Art. 217 – É dever do Estado fomentar práticas desportivas formais e não-formais, como direito de cada um, observados:
§ 1º – O Poder Judiciário só admitirá ações relativas à disciplina e às competições desportivas após esgotarem-se as instâncias da justiça desportiva, regulada em lei.
§ 2º – A justiça desportiva terá o prazo máximo de sessenta dias, contados da instauração do processo, para proferir decisão final.
§ 3º – O Poder Público incentivará o lazer, como forma de promoção social.
I – a autonomia das entidades desportivas dirigentes e associações, quanto a sua organização e funcionamento;
II – a destinação de recursos públicos para a promoção prioritária do desporto educacional e, em casos específicos, para a do desporto de alto rendimento;
III – o tratamento diferenciado para o desporto profissional e o não- profissional;
IV – a proteção e o incentivo às manifestações desportivas de criação nacional.Constituição 1988 – Acesso em 28/02/2026
O Artigo 217 da Constituição Federal de 1988 estabelece o dever do Estado de fomentar práticas desportivas, tanto formais quanto não-formais, reconhecendo o desporto como um direito fundamental.
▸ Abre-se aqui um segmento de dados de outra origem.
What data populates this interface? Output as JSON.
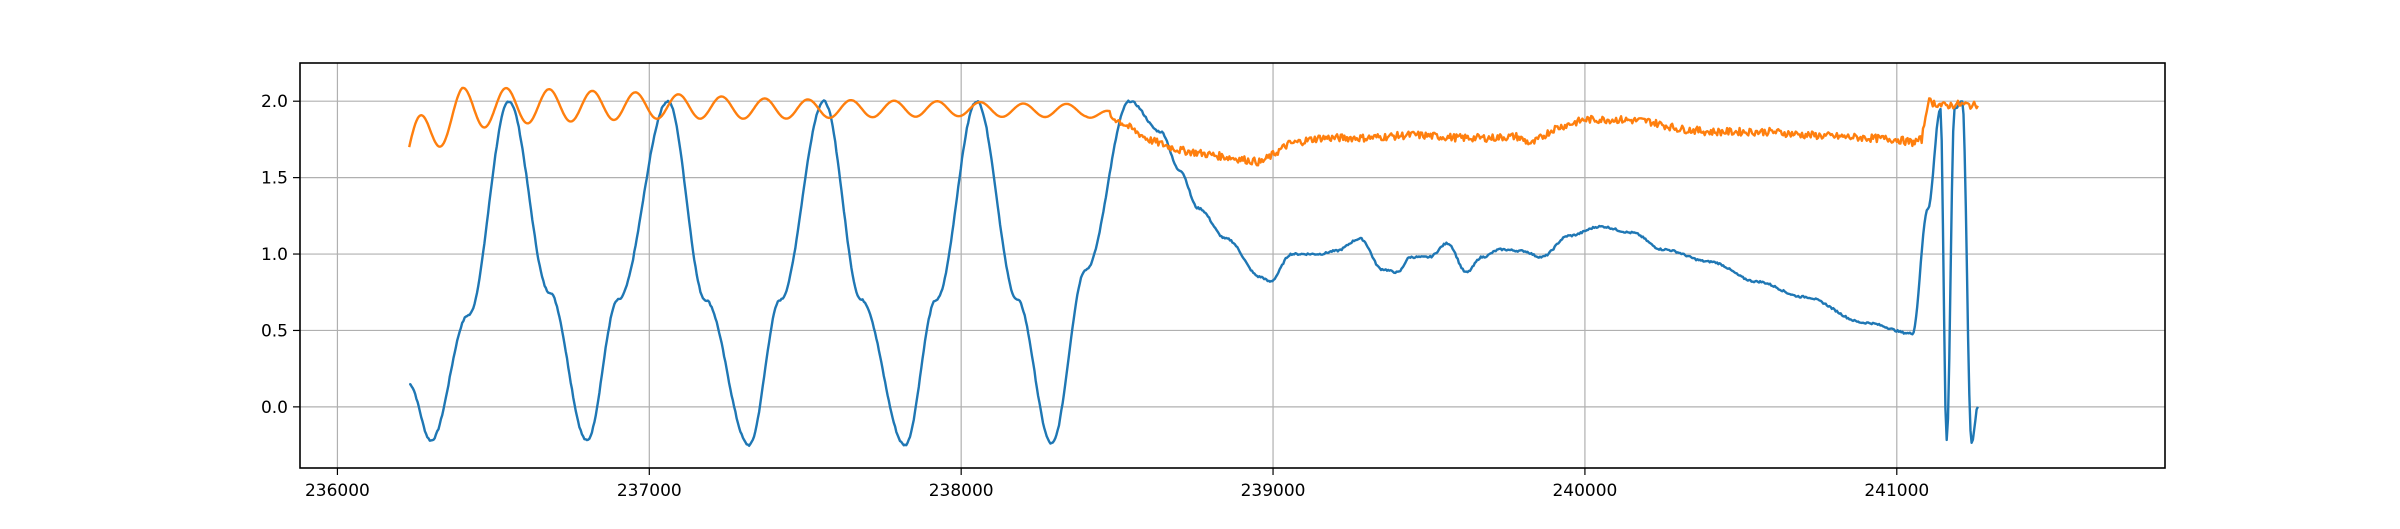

Este dispositivo constitucional transcende a mera previsão de lazer, inserindo o esporte no rol dos direitos sociais e impondo ao Poder Público uma obrigação de fazer, que se desdobra em diversas diretrizes e princípios.
O caput, ao lado dos incisos, detalha os pilares desse fomento. O inciso I garante a autonomia das entidades desportivas dirigentes e associações, um princípio fundamental para a gestão do esporte, que se reflete na liberdade de organização e funcionamento. Já o inciso II prioriza a destinação de recursos públicos para o desporto educacional, com a ressalva de casos específicos para o alto rendimento, evidenciando a preocupação com a base e a formação. O inciso III prevê tratamento diferenciado para o desporto profissional e não-profissional, reconhecendo suas distintas naturezas jurídicas e econômicas, enquanto o inciso IV busca proteger e incentivar manifestações desportivas de criação nacional.
Os parágrafos do Art. 217 trazem importantes inovações e discussões. O § 1º institui o princípio da exaustão das instâncias da justiça desportiva como condição para o acesso ao Poder Judiciário, consagrando a autonomia e a especialidade desse ramo. Esta regra, conhecida como princípio da primazia da justiça desportiva, visa a celeridade e a expertise na resolução de conflitos internos, embora sua aplicação gere debates sobre a extensão da competência da justiça desportiva e os limites do controle judicial. Conforme análises realizadas pelo sistema de inteligência artificial jurídica Redizz, que mapeia a legislação brasileira, a interpretação desse dispositivo tem sido objeto de diversas decisões do Supremo Tribunal Federal, que reafirmam a necessidade de esgotamento das vias administrativas desportivas antes da judicialização.
Complementarmente, o § 2º estabelece um prazo máximo de sessenta dias para a decisão final da justiça desportiva, reforçando o caráter célere que se espera de tais procedimentos. Este prazo, contudo, é frequentemente desafiado na prática, gerando discussões sobre sua efetividade e as consequências de seu descumprimento. O § 3º, por sua vez, amplia a visão do Estado ao incentivar o lazer como forma de promoção social, conectando o desporto a uma dimensão mais ampla de bem-estar e desenvolvimento humano. Para a advocacia, a compreensão aprofundada do Art. 217 é crucial na defesa de atletas, clubes e entidades, seja na esfera desportiva, administrativa ou judicial, exigindo conhecimento sobre as regras específicas do direito desportivo e os limites da intervenção estatal e judicial.